I want to find a regex that will allow me to match uppercase, lowercase and spaces in between.

That is, below you can see a sample of what I want to collect.

id,name,continent
1,Louise,Latin America
2,Sasha,Asia
3,Mike,North America

What I am doing is that inside a while I check if the records comply with the regex. But I have found that those that have a space in between are not picked up (such as North America or Latin America).
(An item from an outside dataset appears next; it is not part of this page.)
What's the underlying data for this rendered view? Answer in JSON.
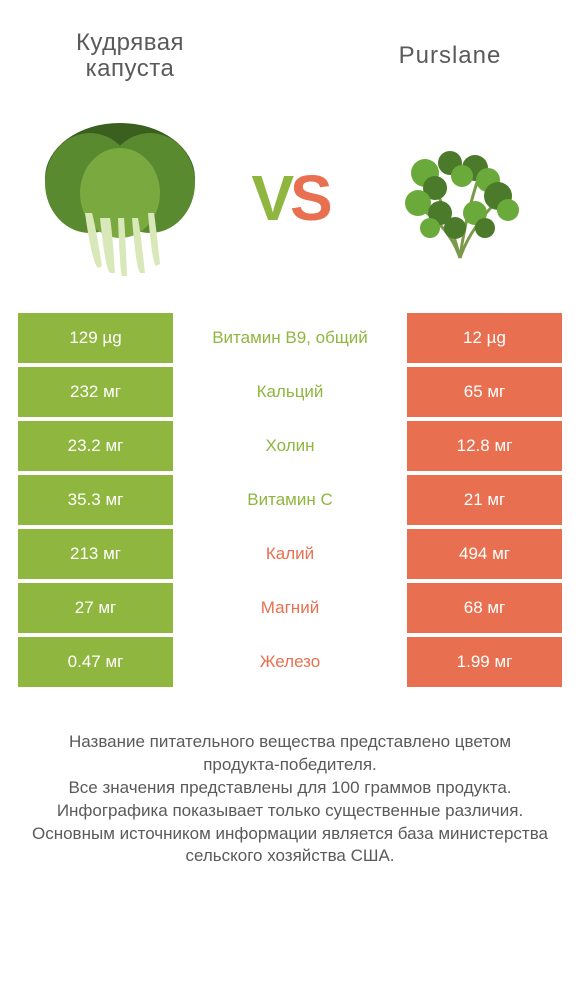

You can see my code here

while read line; do
  if [["$line"=~^.*,.*,[a-zA-Z ]*

I've also tried [a-zA-Z\n]* but does not work.

Any idea?

CodePudding user response：

You can use

rx='^[0-9]*,[^,]*,[[:alpha:][:space:]]*$'
while read -r line; do
  if [[ "$line" =~ $rx ]]; then
  // Do something
  fi
done < file

Details:

^ - string start
[0-9]* - zero or more digits (looks like your ID column can only contain digits)
, - a comma
[^,]* - any zero or more chars other than , (.* is too generic and matches any text, thus it will report valid if the line contains more than three columns)
, - a comma
[[:alpha:][:space:]]* - zero or more letters or spaces
$ - end of string.

See the online demo:

#!/bin/bash
s='id,name,continent
1,Louise,Latin America
2,Sasha,Asia
3,Mike,North America'
rx='^[0-9]*,[^,]*,[[:alpha:][:space:]]*$'
while read -r line; do
  if [[ "$line" =~ $rx ]]; then
      echo "$line: Valid"
  else
      echo "$line: Invalid"
  fi
done <<< "$s"

Output:

id,name,continent: Invalid
1,Louise,Latin America: Valid
2,Sasha,Asia: Valid
3,Mike,North America: Valid